Innovations in Steel-Making Through 3-D Printing
From：Taiwan Trade Center Chicago
Damscus Steel, usually forged by skilled artisans, can now be made with a 3-D printer according to Philipp Kurnsteiner’s innovative study. Kurnsteiner is associated with the Max Planck Institute for Iron Research, and his study prints 3-D metals in an additive style. To make these types of folded steels, two steels are combined based on their carbon content. A powdered metal is heated with a laser on the work surface of the printer, and the effect when it cools is a crystal structure of high-carbon steel. Further variations of temperature can create different materials.
With a 3-D printer, however, the layered style of printing can be used to vary the temperatures as each layer is placed down. Where some are softer and easily bent, others are hard. The way they did this in the printer is by shutting off the laser intermittently throughout the process which causes the topmost layer to cool quickly and become crystalized. Then, when the laser is turned back on, the process is repeated. They experimented multiple times with different variations to the laser.

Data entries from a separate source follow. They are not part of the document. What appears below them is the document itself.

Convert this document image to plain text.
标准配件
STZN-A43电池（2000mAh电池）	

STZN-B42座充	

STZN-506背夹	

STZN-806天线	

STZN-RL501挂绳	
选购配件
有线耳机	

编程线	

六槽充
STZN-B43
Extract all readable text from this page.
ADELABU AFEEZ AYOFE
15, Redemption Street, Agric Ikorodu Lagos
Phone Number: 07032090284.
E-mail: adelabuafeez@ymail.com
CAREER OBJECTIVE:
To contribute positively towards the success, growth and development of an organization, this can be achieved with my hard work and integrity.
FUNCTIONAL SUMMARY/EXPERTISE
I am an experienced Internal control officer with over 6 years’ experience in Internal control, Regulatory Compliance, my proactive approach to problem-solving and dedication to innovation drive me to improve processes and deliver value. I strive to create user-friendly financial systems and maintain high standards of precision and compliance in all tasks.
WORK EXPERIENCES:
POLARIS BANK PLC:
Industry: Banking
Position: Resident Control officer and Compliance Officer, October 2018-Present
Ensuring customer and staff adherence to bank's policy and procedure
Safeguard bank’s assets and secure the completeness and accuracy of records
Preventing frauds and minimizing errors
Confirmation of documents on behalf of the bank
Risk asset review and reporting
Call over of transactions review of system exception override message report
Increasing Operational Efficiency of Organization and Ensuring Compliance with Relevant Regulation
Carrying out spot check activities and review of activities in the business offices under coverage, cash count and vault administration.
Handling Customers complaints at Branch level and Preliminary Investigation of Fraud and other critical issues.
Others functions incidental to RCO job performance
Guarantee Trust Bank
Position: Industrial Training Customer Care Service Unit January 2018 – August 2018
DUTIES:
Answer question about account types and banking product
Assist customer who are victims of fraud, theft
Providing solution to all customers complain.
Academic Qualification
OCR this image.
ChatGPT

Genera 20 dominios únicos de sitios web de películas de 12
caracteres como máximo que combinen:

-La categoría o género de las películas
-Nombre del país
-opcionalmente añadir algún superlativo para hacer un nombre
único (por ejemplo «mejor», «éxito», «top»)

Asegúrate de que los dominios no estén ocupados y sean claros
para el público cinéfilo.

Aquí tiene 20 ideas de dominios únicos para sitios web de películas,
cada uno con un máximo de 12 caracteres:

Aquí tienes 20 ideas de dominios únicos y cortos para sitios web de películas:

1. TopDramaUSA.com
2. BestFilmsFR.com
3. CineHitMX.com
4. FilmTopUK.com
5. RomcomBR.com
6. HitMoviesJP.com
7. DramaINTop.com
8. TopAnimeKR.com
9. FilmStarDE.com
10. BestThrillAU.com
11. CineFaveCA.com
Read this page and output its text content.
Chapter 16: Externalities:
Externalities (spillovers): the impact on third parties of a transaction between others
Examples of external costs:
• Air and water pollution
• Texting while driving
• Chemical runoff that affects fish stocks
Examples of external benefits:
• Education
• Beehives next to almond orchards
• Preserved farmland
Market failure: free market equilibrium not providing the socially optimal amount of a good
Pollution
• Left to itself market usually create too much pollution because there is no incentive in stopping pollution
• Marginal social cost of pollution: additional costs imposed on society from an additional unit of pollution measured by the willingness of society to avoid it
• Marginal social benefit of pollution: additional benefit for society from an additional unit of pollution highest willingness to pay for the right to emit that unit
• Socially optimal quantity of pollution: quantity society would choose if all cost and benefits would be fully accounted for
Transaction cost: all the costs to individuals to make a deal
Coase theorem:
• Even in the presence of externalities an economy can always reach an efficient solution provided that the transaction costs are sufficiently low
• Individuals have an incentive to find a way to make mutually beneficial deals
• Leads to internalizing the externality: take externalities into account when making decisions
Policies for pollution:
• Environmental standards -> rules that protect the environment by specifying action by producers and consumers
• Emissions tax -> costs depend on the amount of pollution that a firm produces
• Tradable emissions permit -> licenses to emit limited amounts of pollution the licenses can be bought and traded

Once they completed their test-run for the metal, researchers confirmed that they had created an authentic piece with correctly structured particles. They also placed two steels that had been printed, one with intermittent laser shut offs and one without, next to each other for examination. There was one key difference; the 3-D printed steel with shutting off the laser intermittently to ensure temperature changes was notably stronger and had a 20% enhanced stretching force.
Though the process was successful, it is not an official technique commonly used for making steel. However, since they achieved their goal, the opportunity for this less-expensive process to be used in the future for steel-making is now on the table. They also noted that 3-D printing like this could be adjusted and adapted for different outcomes in the steel-making process. In short, the opportunities are endless.